Snowplow supports ad click tracking using redirects in the collector. Ad click tracking works as follows:

  1. You update the href element in your ad links to the Snowplow collector. That means that when a user clicks on a link in an ad, they get taken to your Snowplow collector, so that the click event can be recorded
  2. You set the URL path to /r/tp2 to the href. This tells the Snowplow collector that it should record a uri redirect event, and then redirect a user to a URL specified below (see 3)
  3. You add a new parameter &u={{url}} to the collector URL in the href element, where the {{url}} parameter is the URL that the user should be forwarded to after the click is tracked in Snowplow. The collector uses this to correctly redirect the user to the correct target URL, after the click has been tracked
  4. OPTIONAL. In addition, you can add other name/value pairs to the URL querystring as per the Snowplow Tracker Protocol. That means you can choose how to describe / schema the click event and what data points you want to record with each click event. (E.g. pass in the different fields available in your ad server.) Note that if you do this the event will be set to the event type indicated by the e= parameter on the querystring, and the uri redidirect will be recorded as a context.

The example below is a link that will redirect to our Github repo

Check us out on <a href="http://collector.snplow.com/r/tp2?u=https%3A%2F%2Fgithub.com%2Fsnowplow">Github</a>
https%3A%2F%2Fgithub.com%2Fsnowplow

For more information see our guide to click tracking.
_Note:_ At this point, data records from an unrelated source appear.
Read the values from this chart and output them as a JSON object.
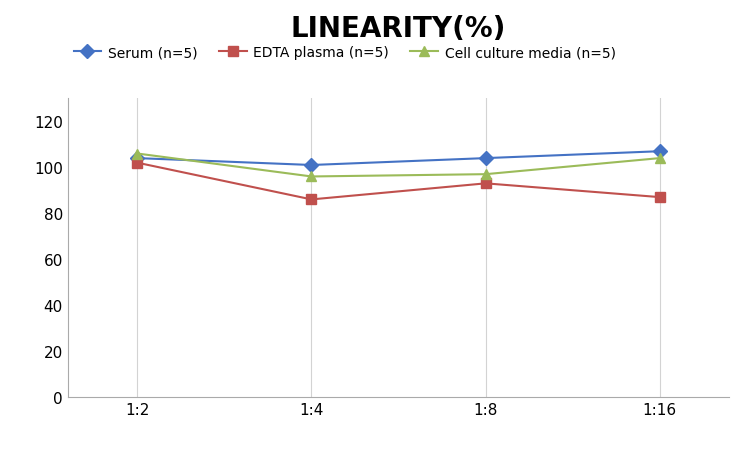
{
  "title": "LINEARITY(%)",
  "x_labels": [
    "1:2",
    "1:4",
    "1:8",
    "1:16"
  ],
  "x_positions": [
    0,
    1,
    2,
    3
  ],
  "series": [
    {
      "label": "Serum (n=5)",
      "values": [
        104,
        101,
        104,
        107
      ],
      "color": "#4472C4",
      "marker": "D",
      "linewidth": 1.5
    },
    {
      "label": "EDTA plasma (n=5)",
      "values": [
        102,
        86,
        93,
        87
      ],
      "color": "#C0504D",
      "marker": "s",
      "linewidth": 1.5
    },
    {
      "label": "Cell culture media (n=5)",
      "values": [
        106,
        96,
        97,
        104
      ],
      "color": "#9BBB59",
      "marker": "^",
      "linewidth": 1.5
    }
  ],
  "ylim": [
    0,
    130
  ],
  "yticks": [
    0,
    20,
    40,
    60,
    80,
    100,
    120
  ],
  "background_color": "#FFFFFF",
  "grid_color": "#D3D3D3",
  "title_fontsize": 20,
  "legend_fontsize": 10,
  "tick_fontsize": 11
}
Hey @yali, is it possible to use Snowplow to track impressions / clicks on GDN or do you need to be a certified vendor? Know of any customers already doing this? Thanks!

Is the inventory going through DCM? If so it should be possible to track both impressions and clicks at an individual creative/ad level.

1 Like

@mike thanks for your response! Most likely yes. One option under consideration is to go through DCM and use their tracking ads and data transfer capability.

Was really looking to know if we could consider the option of using the Snowplow pixel tracker for tracking impressions or if the snowplow tag would get blocked by Google for not being a certified third party, if that makes sense. Any ideas?

I can’t view the first link as I no longer have a DCM account but we managed to track impressions using the pixel tracker/a custom Iglu schema and track clicks via the redirect functionality in Snowplow. The data transfer functionality would certainly be helpful - our 3rd party never managed to get the account manager to turn that on.

That’s useful to know. Will hopefully get some tests running soon and see what works for us Thanks @mike. :smile:

Hey @mike, I was wondering if you also tracked view through / post-impression conversions with your setup? If so did you do it without floodlight tags and use the nuid parameter?

We didn’t really have conversions but we did track page views on the other side (using network_userid) with the standard caveats associated with using third party cookies.

Hi guys! @mike @alexrigler did you finally manage to get this done? We are also struggling to figure out how to measure and track impressions, the winning option so far seems to be using Data Transfer Files. Did DoubleClick block your impression tracker?